Hamsalekha at 70 looks back on a prolific career

Hamsalekha at 70 looks back on a prolific career

Hamsalekha

If Hamsalekha had seriously pursued his first dream of becoming a director, Karnataka perhaps would never have heard his many hit melodies. The lyricist and music composer turned 70 on Wednesday. “I knew I was talented in music. But I came to films to be a director,” he said on Friday during a webinar organised by the University of Mysore’s Department of Journalism and Mass Communication. Hamsalekha was invited to speak on film music. 

“I had the enthusiasm of a soldier when I began composing music for films. That’s when I realised it was a barren land. My predecessors, who had left an indelible impression on the industry, had aged. Some of my seniors were no more. Since I was alone, I had to create my own competitors,” he told over 100 participants.

The music of ‘Premaloka’ (1987), starring V Ravichandran and Juhi Chawla, put Hamsalekha firmly on the map of Indian film music. In his body of work, comprising 350 films, he has won an array of awards, including the National Award in 1995 for ‘Ganayogi Panchakshara Gavai’. 

“I didn’t go behind awards. I never called award committees to ask if they had my name or not. One day, I wondered how I managed to win so many awards. That’s when I remembered a conversation with comedian N S Rao and it made complete sense. He told me that it was ‘Shoonya Kala’ when I began my journey in films. Everything came to me. And I was involved in recognising talent and nurturing ideas. I must say I began my career at the right time,” he said. 
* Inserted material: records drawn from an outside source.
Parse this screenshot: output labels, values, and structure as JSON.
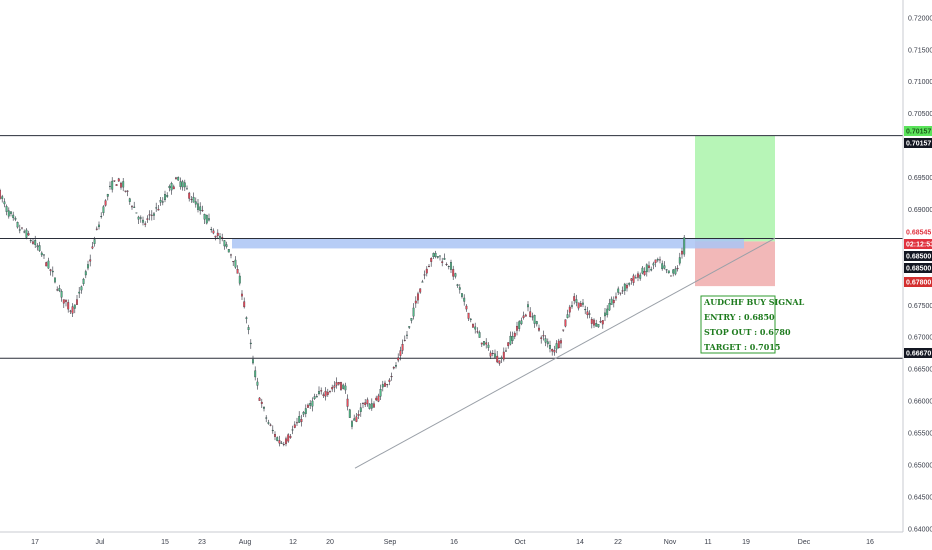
{
  "chart_data": {
    "type": "candlestick",
    "symbol": "AUDCHF",
    "y_ticks": [
      "0.72000",
      "0.71500",
      "0.71000",
      "0.70500",
      "0.69500",
      "0.69000",
      "0.67500",
      "0.67000",
      "0.66500",
      "0.66000",
      "0.65500",
      "0.65000",
      "0.64500",
      "0.64000"
    ],
    "x_ticks": [
      "17",
      "Jul",
      "15",
      "23",
      "Aug",
      "12",
      "20",
      "Sep",
      "16",
      "Oct",
      "14",
      "22",
      "Nov",
      "11",
      "19",
      "Dec",
      "16"
    ],
    "ylim": [
      0.6395,
      0.7228
    ],
    "horizontal_lines": [
      0.70157,
      0.68545,
      0.6667
    ],
    "support_trendline": [
      [
        0,
        0.6495
      ],
      [
        1,
        0.6855
      ]
    ],
    "supply_zone": {
      "top": 0.6854,
      "bottom": 0.6839
    },
    "long_position": {
      "entry": 0.685,
      "stop": 0.678,
      "target": 0.7015
    },
    "price_path": [
      0.6925,
      0.69,
      0.6885,
      0.687,
      0.6862,
      0.685,
      0.6838,
      0.682,
      0.68,
      0.6775,
      0.6755,
      0.6742,
      0.676,
      0.679,
      0.683,
      0.687,
      0.6905,
      0.6935,
      0.6945,
      0.6935,
      0.6915,
      0.6895,
      0.6875,
      0.6888,
      0.69,
      0.6912,
      0.693,
      0.6945,
      0.694,
      0.6925,
      0.691,
      0.6895,
      0.688,
      0.6865,
      0.6852,
      0.684,
      0.682,
      0.678,
      0.672,
      0.665,
      0.66,
      0.657,
      0.655,
      0.6535,
      0.654,
      0.6555,
      0.657,
      0.6585,
      0.6598,
      0.661,
      0.6615,
      0.662,
      0.6628,
      0.662,
      0.656,
      0.658,
      0.66,
      0.659,
      0.6605,
      0.6625,
      0.664,
      0.666,
      0.669,
      0.672,
      0.676,
      0.6795,
      0.682,
      0.683,
      0.6822,
      0.6815,
      0.679,
      0.676,
      0.6735,
      0.671,
      0.6695,
      0.668,
      0.667,
      0.6665,
      0.669,
      0.6705,
      0.6725,
      0.6745,
      0.6728,
      0.6705,
      0.669,
      0.668,
      0.6695,
      0.673,
      0.676,
      0.6752,
      0.674,
      0.6725,
      0.672,
      0.6735,
      0.6755,
      0.677,
      0.6778,
      0.679,
      0.6795,
      0.6805,
      0.6808,
      0.682,
      0.6805,
      0.6795,
      0.681,
      0.684
    ],
    "highlighted_level": "0.68545",
    "countdown": "02:12:53",
    "level_labels": {
      "target": "0.70157",
      "target_line": "0.70157",
      "entry_a": "0.68500",
      "entry_b": "0.68500",
      "stop": "0.67800",
      "support": "0.66670"
    }
  },
  "signal_box": {
    "title": "AUDCHF BUY SIGNAL",
    "entry": "ENTRY : 0.6850",
    "stop": "STOP OUT : 0.6780",
    "target": "TARGET : 0.7015"
  },
  "colors": {
    "bull": "#53b987",
    "bear": "#eb4d5c",
    "profit_zone": "#b7f5b7",
    "loss_zone": "#f2b8b8",
    "supply_zone": "#aac4f5",
    "signal_text": "#1e7b1e"
  }
}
Hamsalekha, who reigned supreme in the ’90s, says technology has definitely made music recording easy. “We worked in an era when creating a hit album was a must. People needed it. Today, money and effort goes into making just one song popular. If that’s taken care of, the rest of the songs in the album needn’t be of the same quality. Also, content is business now. Right from rehearsing to recording, everything has to be promoted,” he observed. 

The most asked question was inevitably about ‘Premaloka’. It was the highest selling album ever in south India in the cassette era at 38 lakh copies. Can he recreate the magic? “For that, Ravichandran and Juhi Chawla need to be born again. And I need to go back in time,” he said with a chuckle. “We must not look back. Let’s make great music in the future,” he signed off.